You can obviously capture the output of the script into a file, and then feed it to aplay. Everything is a file for the Unix-enlightened. If you change the sampling rate, you can listen to the same random melody with different pitches.

$ perl m8.pl > sample.raw
(... wait as long as you want and hit Ctrl-C ...)
$ ls -l sample.raw
-rw-r--r-- 1 emhn emhn 3293184 Feb 27 17:26 sample.raw
$ aplay -c 2 -f U8 -r 12000 sample.raw 
Playing raw data 'sample.raw' : Unsigned 8 bit, Rate 12000 Hz, Stereo
$ aplay -c 2 -f U8 -r 8000 sample.raw 
Playing raw data 'sample.raw' : Unsigned 8 bit, Rate 8000 Hz, Stereo

I’ve converted the RAW samples to MP3 files, so you can hear what I heard coming out my headphones.

The conversion can be done without having to touch the mouse or click a button, by simply using sox and lame. Did I mention you can add sound effects using sox, as in echo, reverbs, as well as do mixing? Go read some manual pages to Get Good.

Random yet reasonably pleasing 8-bit music.

Generating better sounds

The above script generates 8-bit music because, well, we’re using one byte at a time. This gives us 256 different possible values to represent the sinusoid’s amplitude modelling the frequency. Those are very few possible values for such a function, and it accounts for the raspy sound. We say there’s poor quantization because our sample size (8-bits) lacks enough detail to accurately represent the curve.

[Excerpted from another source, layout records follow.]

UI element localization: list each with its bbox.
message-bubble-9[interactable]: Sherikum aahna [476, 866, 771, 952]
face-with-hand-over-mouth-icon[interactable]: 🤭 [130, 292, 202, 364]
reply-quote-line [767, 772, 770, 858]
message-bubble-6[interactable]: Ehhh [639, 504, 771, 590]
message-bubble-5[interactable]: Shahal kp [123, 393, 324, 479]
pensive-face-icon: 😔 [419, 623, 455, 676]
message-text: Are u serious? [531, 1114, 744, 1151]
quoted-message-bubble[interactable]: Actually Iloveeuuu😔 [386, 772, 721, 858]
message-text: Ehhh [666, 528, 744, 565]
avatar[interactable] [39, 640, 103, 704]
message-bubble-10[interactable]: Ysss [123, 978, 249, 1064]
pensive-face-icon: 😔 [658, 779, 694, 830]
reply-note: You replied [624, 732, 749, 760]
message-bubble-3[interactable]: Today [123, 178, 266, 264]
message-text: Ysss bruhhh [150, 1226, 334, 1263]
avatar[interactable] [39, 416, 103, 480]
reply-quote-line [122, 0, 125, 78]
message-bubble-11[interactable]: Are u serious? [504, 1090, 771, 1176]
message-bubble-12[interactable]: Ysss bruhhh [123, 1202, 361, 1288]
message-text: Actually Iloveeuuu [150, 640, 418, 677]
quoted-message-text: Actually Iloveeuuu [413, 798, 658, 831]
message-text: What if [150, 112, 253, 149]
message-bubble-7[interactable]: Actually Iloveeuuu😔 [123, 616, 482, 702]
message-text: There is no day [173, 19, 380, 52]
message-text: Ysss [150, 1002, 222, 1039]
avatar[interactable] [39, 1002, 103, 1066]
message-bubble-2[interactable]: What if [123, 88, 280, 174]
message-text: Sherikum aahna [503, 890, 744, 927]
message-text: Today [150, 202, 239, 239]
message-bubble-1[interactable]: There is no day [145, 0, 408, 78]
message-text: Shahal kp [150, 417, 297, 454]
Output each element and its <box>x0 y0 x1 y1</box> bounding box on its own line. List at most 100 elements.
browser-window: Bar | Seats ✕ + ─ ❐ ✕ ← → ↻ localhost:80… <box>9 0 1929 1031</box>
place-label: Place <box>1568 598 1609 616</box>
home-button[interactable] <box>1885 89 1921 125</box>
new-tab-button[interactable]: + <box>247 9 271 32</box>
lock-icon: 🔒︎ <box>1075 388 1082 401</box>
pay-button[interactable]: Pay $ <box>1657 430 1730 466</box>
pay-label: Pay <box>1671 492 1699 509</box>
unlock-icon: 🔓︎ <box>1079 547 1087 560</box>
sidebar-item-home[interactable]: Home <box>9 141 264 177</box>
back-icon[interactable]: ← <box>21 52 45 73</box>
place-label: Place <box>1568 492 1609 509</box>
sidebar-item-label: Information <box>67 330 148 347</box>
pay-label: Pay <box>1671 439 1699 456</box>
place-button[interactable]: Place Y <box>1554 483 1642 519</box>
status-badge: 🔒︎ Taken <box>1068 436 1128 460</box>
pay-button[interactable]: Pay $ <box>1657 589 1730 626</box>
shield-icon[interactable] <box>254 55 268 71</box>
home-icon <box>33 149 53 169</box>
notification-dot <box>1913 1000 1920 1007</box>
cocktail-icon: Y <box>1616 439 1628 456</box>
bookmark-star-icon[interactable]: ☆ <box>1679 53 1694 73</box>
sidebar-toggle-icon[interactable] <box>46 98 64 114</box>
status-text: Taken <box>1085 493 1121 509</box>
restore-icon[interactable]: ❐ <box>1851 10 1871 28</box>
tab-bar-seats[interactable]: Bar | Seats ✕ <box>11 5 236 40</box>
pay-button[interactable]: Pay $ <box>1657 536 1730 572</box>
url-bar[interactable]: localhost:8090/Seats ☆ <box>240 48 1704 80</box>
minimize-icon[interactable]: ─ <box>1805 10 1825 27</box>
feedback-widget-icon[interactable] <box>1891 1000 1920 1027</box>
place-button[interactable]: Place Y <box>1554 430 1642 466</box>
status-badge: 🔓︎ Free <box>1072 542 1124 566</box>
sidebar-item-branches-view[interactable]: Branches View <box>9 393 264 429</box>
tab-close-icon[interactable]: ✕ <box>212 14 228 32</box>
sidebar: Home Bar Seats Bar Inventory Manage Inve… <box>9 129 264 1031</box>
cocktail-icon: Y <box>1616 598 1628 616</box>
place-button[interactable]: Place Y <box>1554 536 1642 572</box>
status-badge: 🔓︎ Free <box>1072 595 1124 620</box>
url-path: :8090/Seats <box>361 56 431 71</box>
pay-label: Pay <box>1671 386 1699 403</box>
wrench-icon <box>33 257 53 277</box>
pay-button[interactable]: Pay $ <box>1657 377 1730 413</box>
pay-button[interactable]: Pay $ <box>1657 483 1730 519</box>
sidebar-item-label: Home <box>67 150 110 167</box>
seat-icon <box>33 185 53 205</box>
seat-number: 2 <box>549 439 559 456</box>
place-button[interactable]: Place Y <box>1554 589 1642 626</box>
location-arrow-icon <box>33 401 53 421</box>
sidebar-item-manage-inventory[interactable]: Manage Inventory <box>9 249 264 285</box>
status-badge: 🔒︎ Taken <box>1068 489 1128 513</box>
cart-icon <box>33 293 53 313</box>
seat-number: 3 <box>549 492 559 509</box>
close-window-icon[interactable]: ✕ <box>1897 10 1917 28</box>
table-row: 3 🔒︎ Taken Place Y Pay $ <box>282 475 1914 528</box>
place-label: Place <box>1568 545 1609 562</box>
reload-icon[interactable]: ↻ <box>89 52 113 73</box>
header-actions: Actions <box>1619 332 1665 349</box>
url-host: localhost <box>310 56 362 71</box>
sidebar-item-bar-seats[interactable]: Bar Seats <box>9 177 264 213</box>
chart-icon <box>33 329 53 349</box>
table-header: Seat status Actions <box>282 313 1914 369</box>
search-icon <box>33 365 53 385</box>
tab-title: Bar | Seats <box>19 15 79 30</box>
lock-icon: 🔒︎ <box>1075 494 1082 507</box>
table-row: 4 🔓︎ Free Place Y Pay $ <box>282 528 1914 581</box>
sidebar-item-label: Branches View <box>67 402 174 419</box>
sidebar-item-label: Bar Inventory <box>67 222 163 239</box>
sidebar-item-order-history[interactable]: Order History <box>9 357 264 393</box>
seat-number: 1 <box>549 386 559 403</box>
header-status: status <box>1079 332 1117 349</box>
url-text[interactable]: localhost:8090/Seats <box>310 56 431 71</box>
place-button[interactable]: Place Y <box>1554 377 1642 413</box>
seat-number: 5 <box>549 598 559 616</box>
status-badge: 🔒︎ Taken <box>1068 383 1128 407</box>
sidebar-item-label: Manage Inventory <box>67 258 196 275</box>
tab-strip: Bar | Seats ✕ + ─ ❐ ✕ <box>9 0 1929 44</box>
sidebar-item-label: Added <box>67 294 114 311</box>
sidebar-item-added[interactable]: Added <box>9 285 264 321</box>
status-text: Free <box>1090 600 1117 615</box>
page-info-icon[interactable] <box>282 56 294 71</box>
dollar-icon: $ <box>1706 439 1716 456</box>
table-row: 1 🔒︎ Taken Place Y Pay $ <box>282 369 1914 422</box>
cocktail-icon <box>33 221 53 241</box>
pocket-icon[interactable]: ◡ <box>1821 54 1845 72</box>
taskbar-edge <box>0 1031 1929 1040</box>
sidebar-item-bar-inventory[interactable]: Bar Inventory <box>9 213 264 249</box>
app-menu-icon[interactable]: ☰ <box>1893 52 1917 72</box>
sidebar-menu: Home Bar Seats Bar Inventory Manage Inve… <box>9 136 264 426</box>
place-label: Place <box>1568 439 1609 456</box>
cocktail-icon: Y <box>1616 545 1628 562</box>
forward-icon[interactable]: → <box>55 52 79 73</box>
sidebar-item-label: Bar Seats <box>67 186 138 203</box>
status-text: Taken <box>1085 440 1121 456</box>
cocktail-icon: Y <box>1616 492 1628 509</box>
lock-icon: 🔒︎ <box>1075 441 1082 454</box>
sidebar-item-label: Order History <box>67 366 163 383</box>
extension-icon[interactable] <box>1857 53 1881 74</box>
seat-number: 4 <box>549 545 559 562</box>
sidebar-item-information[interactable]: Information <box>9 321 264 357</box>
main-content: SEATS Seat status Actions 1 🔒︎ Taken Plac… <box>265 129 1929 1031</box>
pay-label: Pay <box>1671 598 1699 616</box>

We can increase the sample size to anything our hardware supports. I know for a fact my sound hardware supports signed 32-bits litte endian samples. So, if we grab four bytes at a time, and turn them into a 32-bit signed little endian machine integer, each sample is going to be extremely high quality.

This requires two changes to the script that are so obnoxious to refactor, that I decided to write another script. We need to group by fours, and every time we have four samples pack them into the desired binary form. You should be able to figure out where these changes fit

  my @w;
  my $i = 0;
  ...
    push @w,$n;
    unless (++$i % 4) {
      my  = pack('N*',@w);
      print "$w";
      @w = ();
    }

and now

$ perl m32.pl | aplay -c 2 -f S32_LE -r 12000
Playing raw data 'stdin' : Signed 32 bit Little Endian, Rate 12000 Hz, Stereo

Much better

Now, raw samples, waveform files, and MP3 files are «final versions», in the same way an executable is to your source code. Wouldn’t it be nice to capture this raw samples and turn them into higher-level data we can manipulate as algebraic things, instead of having to rely on the physics and math of it? I certainly think so, and will have something to say about it Real Soon Now®.